Il risultato lombardo, che ha dato un Governatore leghista alla regione, non supplisce il magro risultato nazionale, e quando si cerca un capro espiatorio, questo deve saltare fuori, costi quel che costi. Così si cercano i "venduti" qua e là. In Veneto il segretario Tosi pare si stia preparando a far votare dal consiglio nazionale a Padova i provvedimenti disciplinari contro i "ribelli". Giovanni Furlanetto è un consigliere regionale del Veneto, domenica a Pontida sorreggeva con altri uno striscione dove si chiedeva subito un congresso in Veneto e con una cinquantina di esponenti del Carroccio si era opposto alla consegna delle chiavi della sede di Mestre al commissario Muraro, che spiega: «Ho fatto una relazione dettagliata al segretario e al direttivo di quanto è accaduto a Mestre, una relazione corredata da foto».

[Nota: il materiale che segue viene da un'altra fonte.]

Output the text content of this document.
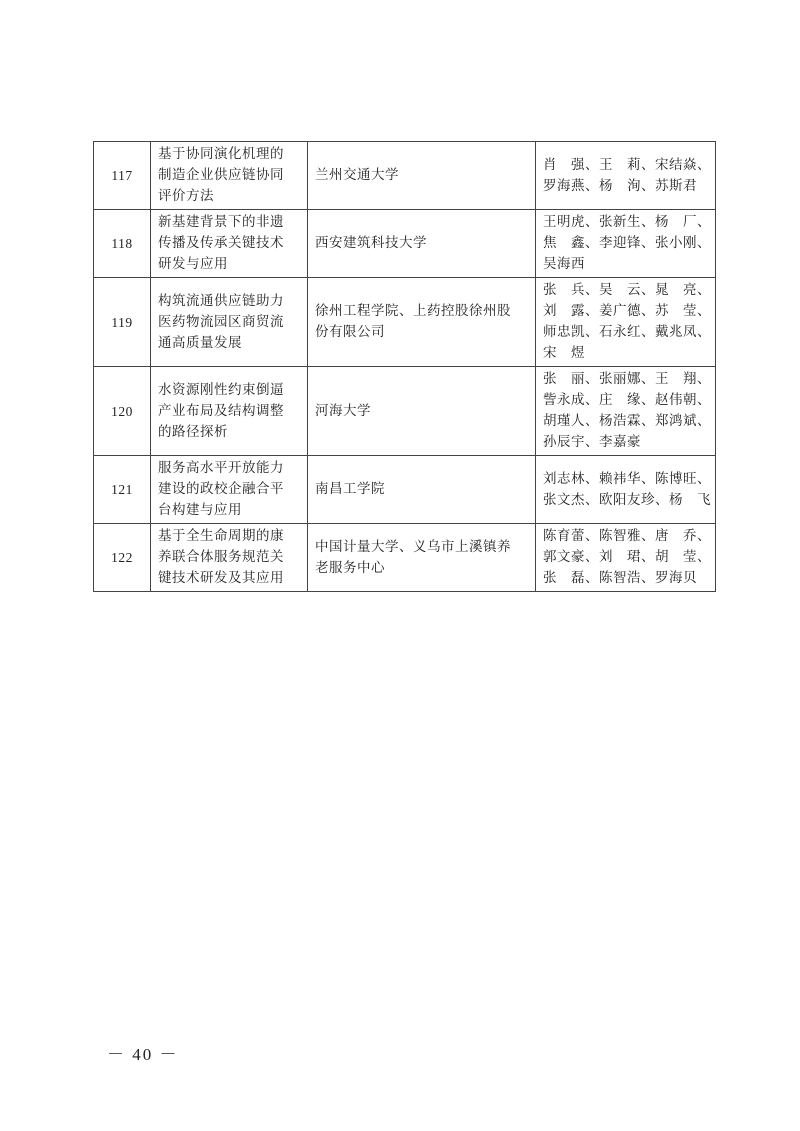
117	基于协同演化机理的
制造企业供应链协同
评价方法	兰州交通大学	肖　强、王　莉、宋结焱、
罗海燕、杨　洵、苏斯君

118	新基建背景下的非遗
传播及传承关键技术
研发与应用	西安建筑科技大学	王明虎、张新生、杨　厂、
焦　鑫、李迎锋、张小刚、
吴海西

119	构筑流通供应链助力
医药物流园区商贸流
通高质量发展	徐州工程学院、上药控股徐州股
份有限公司	张　兵、吴　云、晁　亮、
刘　露、姜广德、苏　莹、
师忠凯、石永红、戴兆凤、
宋　煜

120	水资源刚性约束倒逼
产业布局及结构调整
的路径探析	河海大学	张　丽、张丽娜、王　翔、
訾永成、庄　缘、赵伟朝、
胡瑾人、杨浩霖、郑鸿斌、
孙辰宇、李嘉豪

121	服务高水平开放能力
建设的政校企融合平
台构建与应用	南昌工学院	刘志林、赖祎华、陈博旺、
张文杰、欧阳友珍、杨　飞

122	基于全生命周期的康
养联合体服务规范关
键技术研发及其应用	中国计量大学、义乌市上溪镇养
老服务中心	陈育蕾、陈智雅、唐　乔、
郭文豪、刘　珺、胡　莹、
张　磊、陈智浩、罗海贝
－ 40 －
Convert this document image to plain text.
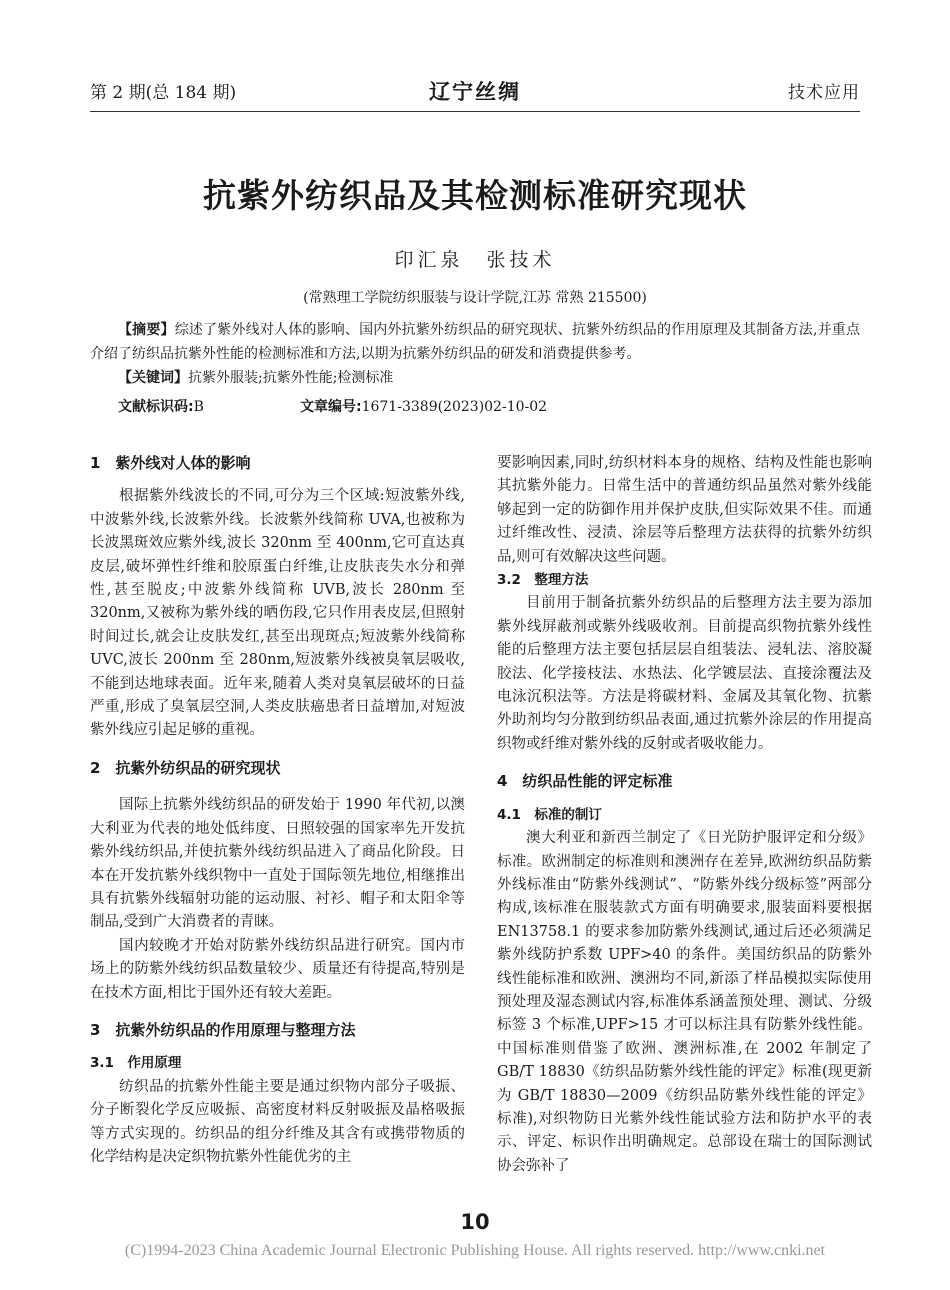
第 2 期(总 184 期)	辽宁丝绸	技术应用
抗紫外纺织品及其检测标准研究现状
印汇泉　张技术
(常熟理工学院纺织服装与设计学院,江苏 常熟 215500)

【摘要】综述了紫外线对人体的影响、国内外抗紫外纺织品的研究现状、抗紫外纺织品的作用原理及其制备方法,并重点介绍了纺织品抗紫外性能的检测标准和方法,以期为抗紫外纺织品的研发和消费提供参考。

【关键词】抗紫外服装;抗紫外性能;检测标准

文献标识码:B	文章编号:1671-3389(2023)02-10-02
1　紫外线对人体的影响

根据紫外线波长的不同,可分为三个区域:短波紫外线,中波紫外线,长波紫外线。长波紫外线简称 UVA,也被称为长波黑斑效应紫外线,波长 320nm 至 400nm,它可直达真皮层,破坏弹性纤维和胶原蛋白纤维,让皮肤丧失水分和弹性,甚至脱皮;中波紫外线简称 UVB,波长 280nm 至 320nm,又被称为紫外线的晒伤段,它只作用表皮层,但照射时间过长,就会让皮肤发红,甚至出现斑点;短波紫外线简称 UVC,波长 200nm 至 280nm,短波紫外线被臭氧层吸收,不能到达地球表面。近年来,随着人类对臭氧层破坏的日益严重,形成了臭氧层空洞,人类皮肤癌患者日益增加,对短波紫外线应引起足够的重视。

2　抗紫外纺织品的研究现状

国际上抗紫外线纺织品的研发始于 1990 年代初,以澳大利亚为代表的地处低纬度、日照较强的国家率先开发抗紫外线纺织品,并使抗紫外线纺织品进入了商品化阶段。日本在开发抗紫外线织物中一直处于国际领先地位,相继推出具有抗紫外线辐射功能的运动服、衬衫、帽子和太阳伞等制品,受到广大消费者的青睐。

国内较晚才开始对防紫外线纺织品进行研究。国内市场上的防紫外线纺织品数量较少、质量还有待提高,特别是在技术方面,相比于国外还有较大差距。

3　抗紫外纺织品的作用原理与整理方法
3.1　作用原理

纺织品的抗紫外性能主要是通过织物内部分子吸振、分子断裂化学反应吸振、高密度材料反射吸振及晶格吸振等方式实现的。纺织品的组分纤维及其含有或携带物质的化学结构是决定织物抗紫外性能优劣的主

要影响因素,同时,纺织材料本身的规格、结构及性能也影响其抗紫外能力。日常生活中的普通纺织品虽然对紫外线能够起到一定的防御作用并保护皮肤,但实际效果不佳。而通过纤维改性、浸渍、涂层等后整理方法获得的抗紫外纺织品,则可有效解决这些问题。

3.2　整理方法

目前用于制备抗紫外纺织品的后整理方法主要为添加紫外线屏蔽剂或紫外线吸收剂。目前提高织物抗紫外线性能的后整理方法主要包括层层自组装法、浸轧法、溶胶凝胶法、化学接枝法、水热法、化学镀层法、直接涂覆法及电泳沉积法等。方法是将碳材料、金属及其氧化物、抗紫外助剂均匀分散到纺织品表面,通过抗紫外涂层的作用提高织物或纤维对紫外线的反射或者吸收能力。

4　纺织品性能的评定标准
4.1　标准的制订

澳大利亚和新西兰制定了《日光防护服评定和分级》标准。欧洲制定的标准则和澳洲存在差异,欧洲纺织品防紫外线标准由“防紫外线测试”、“防紫外线分级标签”两部分构成,该标准在服装款式方面有明确要求,服装面料要根据 EN13758.1 的要求参加防紫外线测试,通过后还必须满足紫外线防护系数 UPF>40 的条件。美国纺织品的防紫外线性能标准和欧洲、澳洲均不同,新添了样品模拟实际使用预处理及湿态测试内容,标准体系涵盖预处理、测试、分级标签 3 个标准,UPF>15 才可以标注具有防紫外线性能。中国标准则借鉴了欧洲、澳洲标准,在 2002 年制定了 GB/T 18830《纺织品防紫外线性能的评定》标准(现更新为 GB/T 18830—2009《纺织品防紫外线性能的评定》标准),对织物防日光紫外线性能试验方法和防护水平的表示、评定、标识作出明确规定。总部设在瑞士的国际测试协会弥补了

10
(C)1994-2023 China Academic Journal Electronic Publishing House. All rights reserved. http://www.cnki.net
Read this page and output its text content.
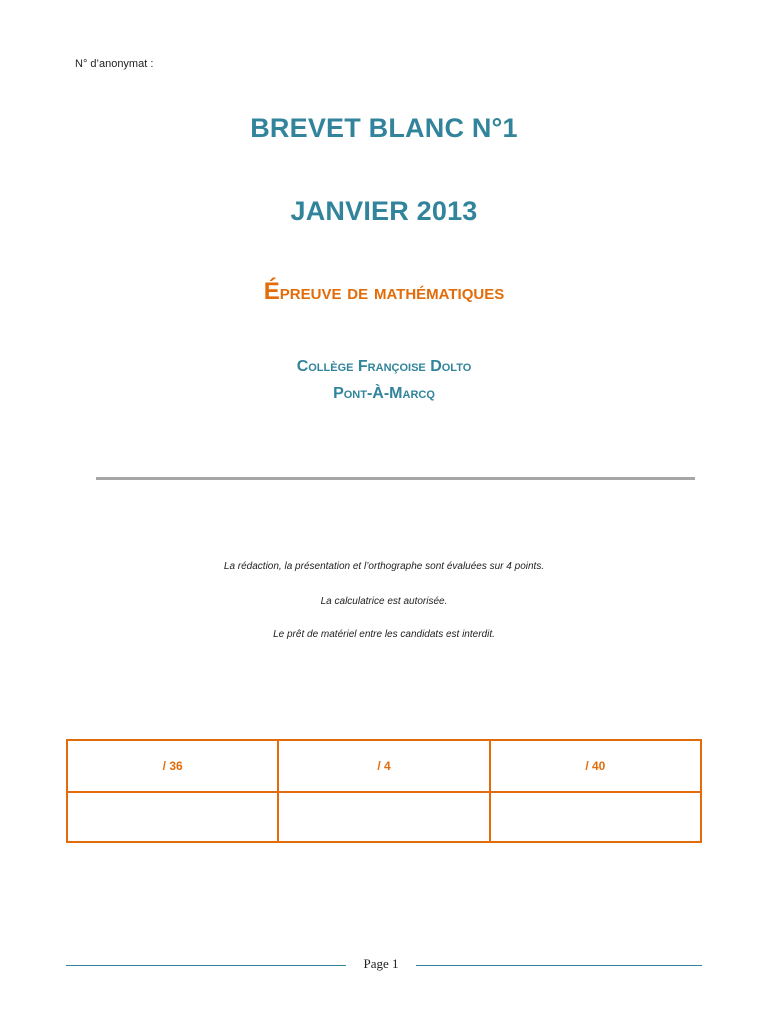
N° d’anonymat :
BREVET BLANC N°1
JANVIER 2013
Épreuve de mathématiques
Collège Françoise Dolto
Pont-À-Marcq
La rédaction, la présentation et l’orthographe sont évaluées sur 4 points.
La calculatrice est autorisée.
Le prêt de matériel entre les candidats est interdit.
/ 36	/ 4	/ 40

Page 1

Ma non vuole essere il cattivo epuratore: «Non ho fatto alcuna proposta di punizioni». Insomma tutti contro tutti, e tutti o quasi contro Bossi perché: «Quelli che hanno fatto sì che migliaia di leghisti smettessero di votarci, non hanno il diritto di parlare ancora».. E detto ciò piace, sempre di più il nuovo carroccio griffato Maroni, Tosi e Zaia, che lascia da parte quelli che, per una ragione o per l'altra, non meritano di continuare nella militanza del partito.